Стихи Иеуды Галеви о Иерусалиме вдохновили Генриха Гейне (1797–1856) на поэму об этом славном средневековом певце. Но к XIX веку яркие ликующие краски Галеви затмились слезами жертв многочисленных еврейских гонений, отчего восхищение красотами Святой земли отошло на задний план, а жалобы на изгнание выдвинулись на первый.
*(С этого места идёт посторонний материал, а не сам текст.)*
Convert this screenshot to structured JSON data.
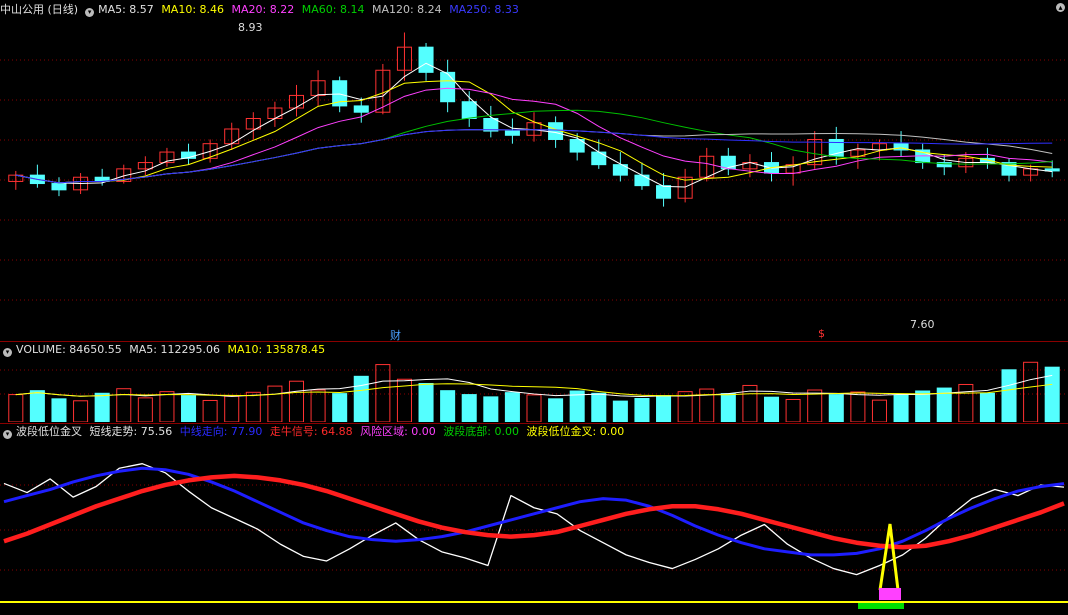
{
  "main": {
    "title": "中山公用 (日线)",
    "ma5": "MA5: 8.57",
    "ma10": "MA10: 8.46",
    "ma20": "MA20: 8.22",
    "ma60": "MA60: 8.14",
    "ma120": "MA120: 8.24",
    "ma250": "MA250: 8.33",
    "high_label": "8.93",
    "low_label": "7.60",
    "marker_cai": "财",
    "marker_dollar": "$"
  },
  "volume": {
    "title": "VOLUME: 84650.55",
    "ma5": "MA5: 112295.06",
    "ma10": "MA10: 135878.45"
  },
  "indicator": {
    "title": "波段低位金叉",
    "short_trend": "短线走势: 75.56",
    "mid_trend": "中线走向: 77.90",
    "bull_signal": "走牛信号: 64.88",
    "risk_zone": "风险区域: 0.00",
    "band_bottom": "波段底部: 0.00",
    "golden_cross": "波段低位金叉: 0.00"
  },
  "colors": {
    "up": "#ff3232",
    "down": "#54ffff",
    "ma5": "#ffffff",
    "ma10": "#ffff00",
    "ma20": "#ff40ff",
    "ma60": "#00c000",
    "ma120": "#c0c0c0",
    "ma250": "#3030ff",
    "grid": "#8a0000",
    "short_line": "#ffffff",
    "mid_line": "#1e1eff",
    "bull_line": "#ff1e1e"
  },
  "chart_data": [
    {
      "type": "candlestick",
      "title": "中山公用 (日线)",
      "high_marker": 8.93,
      "low_marker": 7.6,
      "ohlc": [
        [
          8.22,
          8.27,
          8.18,
          8.25
        ],
        [
          8.25,
          8.3,
          8.19,
          8.21
        ],
        [
          8.21,
          8.24,
          8.15,
          8.18
        ],
        [
          8.18,
          8.26,
          8.16,
          8.24
        ],
        [
          8.24,
          8.28,
          8.2,
          8.22
        ],
        [
          8.22,
          8.3,
          8.21,
          8.28
        ],
        [
          8.28,
          8.34,
          8.25,
          8.31
        ],
        [
          8.31,
          8.38,
          8.29,
          8.36
        ],
        [
          8.36,
          8.4,
          8.3,
          8.33
        ],
        [
          8.33,
          8.42,
          8.31,
          8.4
        ],
        [
          8.4,
          8.5,
          8.37,
          8.47
        ],
        [
          8.47,
          8.55,
          8.42,
          8.52
        ],
        [
          8.52,
          8.6,
          8.48,
          8.57
        ],
        [
          8.57,
          8.68,
          8.53,
          8.63
        ],
        [
          8.63,
          8.75,
          8.58,
          8.7
        ],
        [
          8.7,
          8.72,
          8.55,
          8.58
        ],
        [
          8.58,
          8.62,
          8.5,
          8.55
        ],
        [
          8.55,
          8.78,
          8.54,
          8.75
        ],
        [
          8.75,
          8.93,
          8.7,
          8.86
        ],
        [
          8.86,
          8.88,
          8.7,
          8.74
        ],
        [
          8.74,
          8.8,
          8.55,
          8.6
        ],
        [
          8.6,
          8.65,
          8.48,
          8.52
        ],
        [
          8.52,
          8.58,
          8.43,
          8.46
        ],
        [
          8.46,
          8.52,
          8.4,
          8.44
        ],
        [
          8.44,
          8.55,
          8.41,
          8.5
        ],
        [
          8.5,
          8.53,
          8.38,
          8.42
        ],
        [
          8.42,
          8.45,
          8.32,
          8.36
        ],
        [
          8.36,
          8.42,
          8.28,
          8.3
        ],
        [
          8.3,
          8.36,
          8.22,
          8.25
        ],
        [
          8.25,
          8.31,
          8.18,
          8.2
        ],
        [
          8.2,
          8.26,
          8.1,
          8.14
        ],
        [
          8.14,
          8.28,
          8.12,
          8.24
        ],
        [
          8.24,
          8.38,
          8.22,
          8.34
        ],
        [
          8.34,
          8.38,
          8.25,
          8.28
        ],
        [
          8.28,
          8.35,
          8.24,
          8.31
        ],
        [
          8.31,
          8.36,
          8.22,
          8.26
        ],
        [
          8.26,
          8.34,
          8.2,
          8.3
        ],
        [
          8.3,
          8.46,
          8.28,
          8.42
        ],
        [
          8.42,
          8.48,
          8.3,
          8.34
        ],
        [
          8.34,
          8.4,
          8.28,
          8.37
        ],
        [
          8.37,
          8.42,
          8.32,
          8.4
        ],
        [
          8.4,
          8.46,
          8.34,
          8.37
        ],
        [
          8.37,
          8.4,
          8.28,
          8.31
        ],
        [
          8.31,
          8.35,
          8.25,
          8.29
        ],
        [
          8.29,
          8.36,
          8.26,
          8.33
        ],
        [
          8.33,
          8.38,
          8.28,
          8.31
        ],
        [
          8.31,
          8.33,
          8.22,
          8.25
        ],
        [
          8.25,
          8.3,
          8.22,
          8.28
        ],
        [
          8.28,
          8.32,
          8.24,
          8.27
        ]
      ]
    },
    {
      "type": "bar",
      "title": "VOLUME",
      "values": [
        84,
        96,
        71,
        65,
        88,
        102,
        74,
        93,
        81,
        66,
        79,
        91,
        110,
        125,
        98,
        87,
        140,
        176,
        131,
        118,
        96,
        84,
        77,
        90,
        83,
        71,
        95,
        88,
        64,
        72,
        81,
        93,
        101,
        87,
        112,
        76,
        69,
        98,
        84,
        92,
        67,
        83,
        95,
        104,
        115,
        88,
        160,
        183,
        168
      ]
    },
    {
      "type": "line",
      "title": "波段低位金叉",
      "series": [
        {
          "name": "短线走势",
          "values": [
            78,
            72,
            81,
            69,
            76,
            88,
            91,
            85,
            73,
            62,
            55,
            48,
            38,
            30,
            27,
            35,
            44,
            52,
            41,
            33,
            29,
            24,
            70,
            62,
            58,
            47,
            39,
            31,
            26,
            22,
            28,
            35,
            44,
            51,
            38,
            29,
            22,
            18,
            24,
            31,
            42,
            56,
            68,
            74,
            70,
            77,
            75.56
          ]
        },
        {
          "name": "中线走向",
          "values": [
            66,
            70,
            74,
            79,
            83,
            86,
            88,
            87,
            84,
            79,
            73,
            66,
            59,
            52,
            47,
            43,
            41,
            40,
            41,
            43,
            46,
            50,
            54,
            58,
            62,
            66,
            68,
            67,
            63,
            57,
            50,
            44,
            39,
            35,
            33,
            31,
            31,
            32,
            35,
            40,
            47,
            55,
            62,
            68,
            73,
            76,
            77.9
          ]
        },
        {
          "name": "走牛信号",
          "values": [
            40,
            45,
            51,
            57,
            63,
            68,
            73,
            77,
            80,
            82,
            83,
            82,
            80,
            77,
            73,
            68,
            63,
            58,
            53,
            49,
            46,
            44,
            43,
            44,
            46,
            50,
            54,
            58,
            61,
            63,
            63,
            61,
            58,
            54,
            50,
            46,
            42,
            39,
            37,
            36,
            37,
            40,
            44,
            49,
            54,
            59,
            64.88
          ]
        }
      ]
    }
  ]
}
И у Гейне Иерусалим предстал не таким, как у Галеви, а таким, как запечатлел его после нашествия Навуходоносора в своем «Плаче» пророк Ирмеяу (цитирую фрагмент из поэмы «Иеуда бен Галеви» в переводе Вильгельма Левика):
Ты, людьми обильный город,
Стал пустынею, где грифы,
Где гиены и шакалы
В гнили мерзостно пируют,
Где гнездятся змеи, совы
Средь покинутых развалин,
Где лиса глядит спесиво
Из разбитого окошка <…>
На Сионе многославном,
Где твердыня золотая
Гордым блеском говорила
О величье властелина, –
Там, поросшие бурьяном,
Тлеют грудами обломки
И глядят на нас так скорбно,
Так тоскливо, будто плачут.
Ах, они и вправду плачут,
Раз в году рыдают камни –
В месяц аба, в день девятый;
И, рыдая сам, глядел я,
Как из грубых диких глыб
Слезы тяжкие катились,
Слышал, как колонны Храма
В прахе горестно стонали.
Очевидное переложение библейских образов разрушенного Иерусалима и каталог канонических библейских маркеров запустения, таких, как ползучие гады, совы, лисы, Гейне актуализирует тем, что вкладывает свои стихи в уста вернувшегося в Испанию пилигрима, который якобы беседует с юным Иеудой Галеви и ведет правдивый рассказ о городе, каким он открылся его взору в далеком XII веке.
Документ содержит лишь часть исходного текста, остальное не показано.